Vion Pharmaceuticals Inc announced the initiation of a Phase I trial of Tapet-CD, its first armed vector, for patients with an advanced or metastatic solid tumor that is no longer considered responsive to available commercial treatments.

In the study, Tapet-CD will be injected directly into a solid tumor on or near the surface of the body. Each patient will also be given 5-fluorocytosine (5-FC) to take orally. The main objective of the study is to determine the maximum safe doses of Tapet-CD and 5-FC. In addition, injected tumors will be examined for extent of Tapet-CD colonization, conversion of the prodrug 5-FC to the active anti-cancer agent 5-fluorouracil (5-FU), and any anti-cancer effects.

Alan Kessman, CEO of Vion, commented, "The initiation of a clinical trial with our first armed vector is an important milestone for the company, and will provide important data to support future studies of intravenously administered Tapet-CD, and also for future studies of other armed Tapet vectors. In addition to its own potential anti-tumor activity, Tapet-CD by direct tumor injection or by intravenous administration may be particularly interesting to combine with radiotherapy, since both the Salmonella bacteria and 5-FU are known to enhance radiotherapy anti-tumor effects."

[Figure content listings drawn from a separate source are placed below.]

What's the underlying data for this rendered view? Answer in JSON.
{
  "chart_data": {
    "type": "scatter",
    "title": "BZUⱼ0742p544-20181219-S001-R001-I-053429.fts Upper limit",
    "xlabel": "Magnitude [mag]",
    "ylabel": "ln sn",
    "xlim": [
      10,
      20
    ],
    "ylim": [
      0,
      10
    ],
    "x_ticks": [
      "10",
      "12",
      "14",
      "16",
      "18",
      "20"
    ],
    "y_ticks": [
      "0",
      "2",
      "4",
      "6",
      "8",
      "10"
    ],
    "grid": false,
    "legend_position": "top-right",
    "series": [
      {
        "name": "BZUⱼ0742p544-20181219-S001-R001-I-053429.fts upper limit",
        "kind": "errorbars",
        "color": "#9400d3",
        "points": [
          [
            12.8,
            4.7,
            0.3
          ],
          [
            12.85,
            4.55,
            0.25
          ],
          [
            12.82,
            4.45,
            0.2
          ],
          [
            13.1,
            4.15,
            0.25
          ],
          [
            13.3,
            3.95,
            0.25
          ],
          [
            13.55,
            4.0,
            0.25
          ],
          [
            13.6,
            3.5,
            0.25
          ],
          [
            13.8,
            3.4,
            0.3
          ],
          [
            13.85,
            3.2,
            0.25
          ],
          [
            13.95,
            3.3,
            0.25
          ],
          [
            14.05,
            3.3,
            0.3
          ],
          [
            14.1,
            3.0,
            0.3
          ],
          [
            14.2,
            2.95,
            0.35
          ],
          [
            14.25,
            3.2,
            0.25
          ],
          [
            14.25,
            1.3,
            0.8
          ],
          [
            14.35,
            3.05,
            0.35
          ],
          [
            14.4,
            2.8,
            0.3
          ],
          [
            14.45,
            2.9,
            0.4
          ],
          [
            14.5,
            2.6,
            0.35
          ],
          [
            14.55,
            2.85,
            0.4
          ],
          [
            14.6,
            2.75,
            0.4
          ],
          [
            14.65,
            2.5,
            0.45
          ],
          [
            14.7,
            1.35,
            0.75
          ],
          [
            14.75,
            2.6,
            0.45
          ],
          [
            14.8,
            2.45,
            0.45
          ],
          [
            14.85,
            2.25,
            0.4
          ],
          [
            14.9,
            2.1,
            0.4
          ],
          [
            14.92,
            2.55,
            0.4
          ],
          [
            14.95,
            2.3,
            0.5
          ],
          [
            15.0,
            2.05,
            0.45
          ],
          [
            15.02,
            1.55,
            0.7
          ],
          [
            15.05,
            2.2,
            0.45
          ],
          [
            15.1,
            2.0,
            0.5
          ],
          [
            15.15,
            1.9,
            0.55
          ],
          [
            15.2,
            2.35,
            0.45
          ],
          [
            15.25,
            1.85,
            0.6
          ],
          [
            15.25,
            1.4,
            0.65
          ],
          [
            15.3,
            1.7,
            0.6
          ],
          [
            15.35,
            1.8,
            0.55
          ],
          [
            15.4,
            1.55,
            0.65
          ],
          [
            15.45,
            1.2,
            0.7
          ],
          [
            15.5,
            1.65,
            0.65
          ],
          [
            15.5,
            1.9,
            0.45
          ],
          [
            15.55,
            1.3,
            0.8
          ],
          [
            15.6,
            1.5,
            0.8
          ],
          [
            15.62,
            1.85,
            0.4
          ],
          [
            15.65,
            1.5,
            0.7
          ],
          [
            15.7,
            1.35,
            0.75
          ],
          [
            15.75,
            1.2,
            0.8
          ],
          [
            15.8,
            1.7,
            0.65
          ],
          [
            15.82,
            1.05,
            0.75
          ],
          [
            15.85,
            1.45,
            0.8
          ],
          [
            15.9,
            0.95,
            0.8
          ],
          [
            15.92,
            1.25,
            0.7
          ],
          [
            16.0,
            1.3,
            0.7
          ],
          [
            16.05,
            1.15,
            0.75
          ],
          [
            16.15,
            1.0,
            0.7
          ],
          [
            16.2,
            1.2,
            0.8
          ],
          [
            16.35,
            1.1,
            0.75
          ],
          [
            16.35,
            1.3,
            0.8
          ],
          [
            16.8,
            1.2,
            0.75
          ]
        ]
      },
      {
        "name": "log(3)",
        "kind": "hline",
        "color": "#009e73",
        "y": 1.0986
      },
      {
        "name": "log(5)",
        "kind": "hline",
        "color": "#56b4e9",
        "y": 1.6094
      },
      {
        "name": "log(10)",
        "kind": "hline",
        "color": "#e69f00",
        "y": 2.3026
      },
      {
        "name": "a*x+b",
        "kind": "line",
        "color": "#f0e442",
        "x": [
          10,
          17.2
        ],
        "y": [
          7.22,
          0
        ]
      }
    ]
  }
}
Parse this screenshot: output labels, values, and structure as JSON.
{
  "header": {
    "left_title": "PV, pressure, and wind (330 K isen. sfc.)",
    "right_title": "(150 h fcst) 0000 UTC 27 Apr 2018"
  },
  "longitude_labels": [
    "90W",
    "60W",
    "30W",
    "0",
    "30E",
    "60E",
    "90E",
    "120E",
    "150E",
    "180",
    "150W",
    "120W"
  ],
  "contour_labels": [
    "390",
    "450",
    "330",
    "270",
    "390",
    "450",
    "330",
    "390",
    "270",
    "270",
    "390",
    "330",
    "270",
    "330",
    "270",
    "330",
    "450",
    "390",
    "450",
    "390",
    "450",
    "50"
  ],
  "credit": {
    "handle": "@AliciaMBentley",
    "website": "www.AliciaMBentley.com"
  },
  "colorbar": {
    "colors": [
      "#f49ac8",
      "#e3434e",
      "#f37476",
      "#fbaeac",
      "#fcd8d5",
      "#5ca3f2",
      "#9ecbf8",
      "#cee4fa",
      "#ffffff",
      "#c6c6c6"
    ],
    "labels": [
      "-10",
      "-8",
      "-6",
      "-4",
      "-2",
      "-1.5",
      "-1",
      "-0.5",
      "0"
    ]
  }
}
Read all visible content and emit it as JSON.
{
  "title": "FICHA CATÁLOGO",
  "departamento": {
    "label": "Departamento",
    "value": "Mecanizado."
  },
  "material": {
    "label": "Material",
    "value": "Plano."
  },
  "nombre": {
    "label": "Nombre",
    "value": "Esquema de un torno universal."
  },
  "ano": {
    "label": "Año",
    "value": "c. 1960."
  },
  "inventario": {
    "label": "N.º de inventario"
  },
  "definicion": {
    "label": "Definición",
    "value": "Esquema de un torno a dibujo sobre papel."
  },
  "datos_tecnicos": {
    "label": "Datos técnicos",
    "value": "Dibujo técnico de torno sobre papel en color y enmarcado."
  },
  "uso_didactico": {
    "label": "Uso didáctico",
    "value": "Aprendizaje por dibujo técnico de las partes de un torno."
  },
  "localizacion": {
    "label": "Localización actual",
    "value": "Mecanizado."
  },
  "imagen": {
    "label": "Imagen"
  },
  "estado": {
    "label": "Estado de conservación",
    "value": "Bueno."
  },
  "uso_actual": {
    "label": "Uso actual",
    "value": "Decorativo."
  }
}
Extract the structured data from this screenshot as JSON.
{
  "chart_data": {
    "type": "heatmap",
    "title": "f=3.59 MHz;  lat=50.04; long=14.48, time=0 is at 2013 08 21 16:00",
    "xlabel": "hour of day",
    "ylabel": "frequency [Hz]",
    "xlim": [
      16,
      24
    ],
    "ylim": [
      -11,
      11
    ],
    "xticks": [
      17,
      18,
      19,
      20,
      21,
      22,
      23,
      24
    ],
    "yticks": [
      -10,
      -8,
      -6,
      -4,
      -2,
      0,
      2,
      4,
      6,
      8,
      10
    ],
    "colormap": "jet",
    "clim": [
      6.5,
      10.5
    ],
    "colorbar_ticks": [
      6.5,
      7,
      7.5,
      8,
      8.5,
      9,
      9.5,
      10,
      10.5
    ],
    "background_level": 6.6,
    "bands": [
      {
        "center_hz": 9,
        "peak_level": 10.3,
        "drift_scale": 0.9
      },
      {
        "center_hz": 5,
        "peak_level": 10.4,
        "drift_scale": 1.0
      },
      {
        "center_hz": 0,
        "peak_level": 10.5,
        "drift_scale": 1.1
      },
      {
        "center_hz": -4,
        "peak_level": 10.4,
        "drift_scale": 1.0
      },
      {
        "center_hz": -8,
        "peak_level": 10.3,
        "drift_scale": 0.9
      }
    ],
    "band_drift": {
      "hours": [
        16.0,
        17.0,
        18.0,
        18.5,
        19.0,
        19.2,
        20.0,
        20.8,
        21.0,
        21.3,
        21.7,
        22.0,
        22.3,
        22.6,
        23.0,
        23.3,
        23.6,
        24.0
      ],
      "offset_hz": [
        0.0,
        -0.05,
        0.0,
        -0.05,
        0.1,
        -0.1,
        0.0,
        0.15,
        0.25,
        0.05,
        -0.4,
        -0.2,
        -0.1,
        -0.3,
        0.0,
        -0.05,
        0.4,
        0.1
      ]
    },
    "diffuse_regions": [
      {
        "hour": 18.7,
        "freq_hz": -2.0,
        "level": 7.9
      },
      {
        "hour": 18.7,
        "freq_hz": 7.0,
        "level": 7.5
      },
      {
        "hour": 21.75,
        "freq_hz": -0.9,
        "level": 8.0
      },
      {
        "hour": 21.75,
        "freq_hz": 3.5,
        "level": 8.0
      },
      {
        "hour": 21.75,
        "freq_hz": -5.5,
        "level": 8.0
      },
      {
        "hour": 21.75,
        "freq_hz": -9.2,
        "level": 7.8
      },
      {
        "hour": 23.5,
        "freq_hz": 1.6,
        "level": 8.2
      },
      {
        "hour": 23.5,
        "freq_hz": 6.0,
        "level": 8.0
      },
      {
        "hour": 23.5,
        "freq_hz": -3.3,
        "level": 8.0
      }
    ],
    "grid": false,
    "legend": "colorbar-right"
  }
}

Tapet-CD is a weakened Salmonella typhimurium bacteria engineered to produce the enzyme cytosine deaminase (CD). The enzyme converts 5-fluorocytosine (5-FC), an agent that is generally well-tolerated and is approved for the treatment of fungal infections, into the standard anticancer agent, 5-fluorouracil (5-FU).

In preclinical models, Tapet-CD bacteria producing the CD enzyme accumulate to much larger numbers in tumors compared to normal tissues. The Tapet-CD bacteria convert 5-FC to 5-FU within the tumor tissue, resulting in high levels of 5-FU only within the tumor, and producing antitumor effects superior to the Tapet bacteria alone. In these preclinical models, the combined administration of Tapet-CD and 5-FC selectively produce higher levels of 5FU in the tumor than could be delivered by systemic administration of 5FU alone.

Tapet-CD was derived from the parent, unarmed vector VNP20009, which is currently undergoing evaluation in Phase I human clinical trials. A Phase I trial of VNP20009 by direct injection into solid tumors was recently completed, and demonstrated that direct intra-tumoral injections are well-tolerated, produce colonization of the injected tumor for a minimum of two weeks, and can be associated with anti-tumor effects. Phase I trials of VNP20009 by intravenous injection are ongoing to determine the optimal dose and schedule for colonization of tumors throughout the body.